Quelle poche parole di Fabio hanno riportato indietro nel tempo di trentacinque anni: presidente era Pellegrini che si fidava delle perizie da calligrafa della moglie quanto delle relazioni dei suoi scouting-man. Quella formazione che non potevi non ricordare (sedici titolari, lontanissimi dalle folle che scendono in campo oggi) era stata costruita personalmente dall’allenatore: Trapattoni aveva convinto Matthaus e Berti ad accettare le proposte di ingaggio, facendosi garante del progetto. 

Il destino dell'Inter del Trap

Solo due sconfitte in tutta la stagione, appena diciannove gol subiti, undici lunghezze di vantaggio sul Napoli di Maradona, record assoluto di punti: cifre che raccontano di un trionfo, quasi mai salutato da un’uscita dallo stadio di tifosi pienamente soddisfatti. Fu questo il destino dell’Inter: Trapattoni, molto prima di Allegri, invano tentò di spiegare che il fine del gioco era vincere più partite degli avversari. Nei regolamenti non erano previste altre prescrizioni. Ma (come per Allegri con i tifosi della Juventus) le giustificazioni non furono mai accettate dai puristi, sedotti dallo spettacolo che con frequenza molto più puntuale regalavano, in Italia e specialmente all’estero, i dirimpettai milanisti. 

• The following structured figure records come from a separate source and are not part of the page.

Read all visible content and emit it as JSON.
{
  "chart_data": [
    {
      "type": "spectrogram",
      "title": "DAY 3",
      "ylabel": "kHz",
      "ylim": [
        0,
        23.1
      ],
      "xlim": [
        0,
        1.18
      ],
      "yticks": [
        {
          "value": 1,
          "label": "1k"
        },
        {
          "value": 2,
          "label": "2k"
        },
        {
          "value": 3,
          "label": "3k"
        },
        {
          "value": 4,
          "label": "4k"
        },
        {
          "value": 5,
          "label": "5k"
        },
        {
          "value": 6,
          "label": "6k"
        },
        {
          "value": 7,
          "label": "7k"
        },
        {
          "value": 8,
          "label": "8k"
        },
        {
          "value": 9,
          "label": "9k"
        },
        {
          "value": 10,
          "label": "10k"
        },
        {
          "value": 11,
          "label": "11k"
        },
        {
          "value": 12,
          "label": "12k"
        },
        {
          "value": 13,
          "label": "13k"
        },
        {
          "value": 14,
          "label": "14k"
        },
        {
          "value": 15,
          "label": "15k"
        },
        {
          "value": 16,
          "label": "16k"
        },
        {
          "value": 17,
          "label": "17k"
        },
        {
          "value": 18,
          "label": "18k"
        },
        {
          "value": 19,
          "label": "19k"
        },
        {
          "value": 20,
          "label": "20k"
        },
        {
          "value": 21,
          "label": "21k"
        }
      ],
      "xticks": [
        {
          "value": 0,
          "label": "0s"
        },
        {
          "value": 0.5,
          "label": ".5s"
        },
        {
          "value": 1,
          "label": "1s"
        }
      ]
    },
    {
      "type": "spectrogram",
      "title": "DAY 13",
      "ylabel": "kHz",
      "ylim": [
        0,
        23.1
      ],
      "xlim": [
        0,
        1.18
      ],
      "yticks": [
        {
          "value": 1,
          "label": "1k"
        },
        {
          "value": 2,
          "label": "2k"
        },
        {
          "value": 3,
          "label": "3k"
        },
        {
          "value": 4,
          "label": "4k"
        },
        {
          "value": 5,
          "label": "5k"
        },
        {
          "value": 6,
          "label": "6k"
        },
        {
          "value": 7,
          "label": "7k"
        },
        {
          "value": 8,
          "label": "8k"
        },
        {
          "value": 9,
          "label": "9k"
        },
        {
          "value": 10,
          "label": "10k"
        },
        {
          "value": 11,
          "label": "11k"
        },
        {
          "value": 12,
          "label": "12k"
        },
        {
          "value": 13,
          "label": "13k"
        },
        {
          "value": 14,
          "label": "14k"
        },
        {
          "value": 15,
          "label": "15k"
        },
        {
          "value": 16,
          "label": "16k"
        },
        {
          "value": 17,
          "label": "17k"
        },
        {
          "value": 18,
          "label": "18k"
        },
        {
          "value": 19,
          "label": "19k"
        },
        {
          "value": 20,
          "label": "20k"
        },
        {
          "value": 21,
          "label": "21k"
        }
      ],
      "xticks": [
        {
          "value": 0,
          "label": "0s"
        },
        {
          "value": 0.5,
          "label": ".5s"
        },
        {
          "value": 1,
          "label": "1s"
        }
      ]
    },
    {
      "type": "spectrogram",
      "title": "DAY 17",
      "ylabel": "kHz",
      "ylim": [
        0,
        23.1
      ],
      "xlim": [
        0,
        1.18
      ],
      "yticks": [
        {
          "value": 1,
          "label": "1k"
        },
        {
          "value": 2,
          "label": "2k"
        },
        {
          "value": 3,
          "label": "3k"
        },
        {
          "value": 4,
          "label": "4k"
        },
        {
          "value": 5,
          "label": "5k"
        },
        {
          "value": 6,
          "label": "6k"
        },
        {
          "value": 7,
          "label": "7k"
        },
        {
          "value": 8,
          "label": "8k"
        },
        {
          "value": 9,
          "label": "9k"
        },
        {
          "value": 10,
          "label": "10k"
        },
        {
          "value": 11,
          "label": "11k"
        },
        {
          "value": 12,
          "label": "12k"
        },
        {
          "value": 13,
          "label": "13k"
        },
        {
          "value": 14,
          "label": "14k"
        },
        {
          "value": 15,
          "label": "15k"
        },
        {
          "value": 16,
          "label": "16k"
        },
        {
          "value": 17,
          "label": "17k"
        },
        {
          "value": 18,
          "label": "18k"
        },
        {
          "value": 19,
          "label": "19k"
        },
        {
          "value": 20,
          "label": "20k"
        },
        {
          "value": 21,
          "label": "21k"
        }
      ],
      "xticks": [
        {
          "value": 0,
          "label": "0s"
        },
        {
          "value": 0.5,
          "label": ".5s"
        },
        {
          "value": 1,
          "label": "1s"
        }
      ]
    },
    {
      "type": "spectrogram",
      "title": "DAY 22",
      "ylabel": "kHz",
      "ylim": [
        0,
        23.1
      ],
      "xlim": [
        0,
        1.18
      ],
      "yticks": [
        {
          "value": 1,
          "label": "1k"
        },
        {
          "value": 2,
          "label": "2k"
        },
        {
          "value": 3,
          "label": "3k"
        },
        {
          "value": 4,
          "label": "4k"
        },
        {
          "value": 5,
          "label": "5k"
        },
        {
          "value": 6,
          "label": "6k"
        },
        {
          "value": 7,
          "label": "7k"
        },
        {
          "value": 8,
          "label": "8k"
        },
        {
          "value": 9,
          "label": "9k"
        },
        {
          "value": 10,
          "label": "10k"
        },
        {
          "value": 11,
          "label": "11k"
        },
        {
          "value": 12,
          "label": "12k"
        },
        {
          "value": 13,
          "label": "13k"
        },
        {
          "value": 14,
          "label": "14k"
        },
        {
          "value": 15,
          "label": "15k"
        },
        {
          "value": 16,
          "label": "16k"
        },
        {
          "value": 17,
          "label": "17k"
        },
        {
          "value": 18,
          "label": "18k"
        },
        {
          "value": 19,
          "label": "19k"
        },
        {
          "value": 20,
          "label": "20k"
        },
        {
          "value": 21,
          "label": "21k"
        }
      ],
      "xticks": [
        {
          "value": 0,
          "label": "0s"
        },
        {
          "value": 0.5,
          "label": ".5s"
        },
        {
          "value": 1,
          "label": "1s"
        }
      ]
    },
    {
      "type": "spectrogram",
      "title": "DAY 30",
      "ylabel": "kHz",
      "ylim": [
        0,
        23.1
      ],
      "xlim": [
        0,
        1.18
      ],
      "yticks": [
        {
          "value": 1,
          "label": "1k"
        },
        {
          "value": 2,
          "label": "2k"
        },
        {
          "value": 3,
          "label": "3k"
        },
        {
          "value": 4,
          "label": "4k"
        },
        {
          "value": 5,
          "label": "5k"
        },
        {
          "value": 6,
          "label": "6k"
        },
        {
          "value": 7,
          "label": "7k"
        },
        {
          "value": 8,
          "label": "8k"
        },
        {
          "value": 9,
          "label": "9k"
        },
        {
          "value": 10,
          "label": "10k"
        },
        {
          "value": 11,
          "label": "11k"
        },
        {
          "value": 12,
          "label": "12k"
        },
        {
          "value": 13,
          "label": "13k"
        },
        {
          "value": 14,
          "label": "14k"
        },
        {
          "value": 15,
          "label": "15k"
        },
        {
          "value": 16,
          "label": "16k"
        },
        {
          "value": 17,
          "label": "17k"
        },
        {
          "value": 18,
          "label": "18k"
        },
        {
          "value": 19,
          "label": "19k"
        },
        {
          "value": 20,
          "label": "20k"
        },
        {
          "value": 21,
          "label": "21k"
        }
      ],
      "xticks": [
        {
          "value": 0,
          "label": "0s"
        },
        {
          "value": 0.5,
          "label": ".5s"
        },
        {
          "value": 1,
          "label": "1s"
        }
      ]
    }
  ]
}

Il trio tedesco e quello olandese

L’interpretazione più accettata riduceva la differenza alla mentalità che divideva il mini blocco tedesco dal trio olandese; la santificazione di Sacchi era ancora agli inizi, il numero degli scettici resisteva aggrappato a vecchi luoghi comuni legati all’italianità del gioco predicato da Trap. Nell’Inter di quest’anno si guarda al passato unicamente quando si parla di Inzaghi, italianissimo allenatore che in campo ha sempre giocato per fare gol. Eppoi, l’interista ci sta a soffrire, come se la genetica lo imponesse. Nostalgia a parte, l’Inter del nuovo secolo diverte di più: Lautaro e Thuram hanno minore propensione a comprendere gli affanni degli altri. Dio perdona, loro no. La festa può cominciare, lo scudetto numero 20 è servito.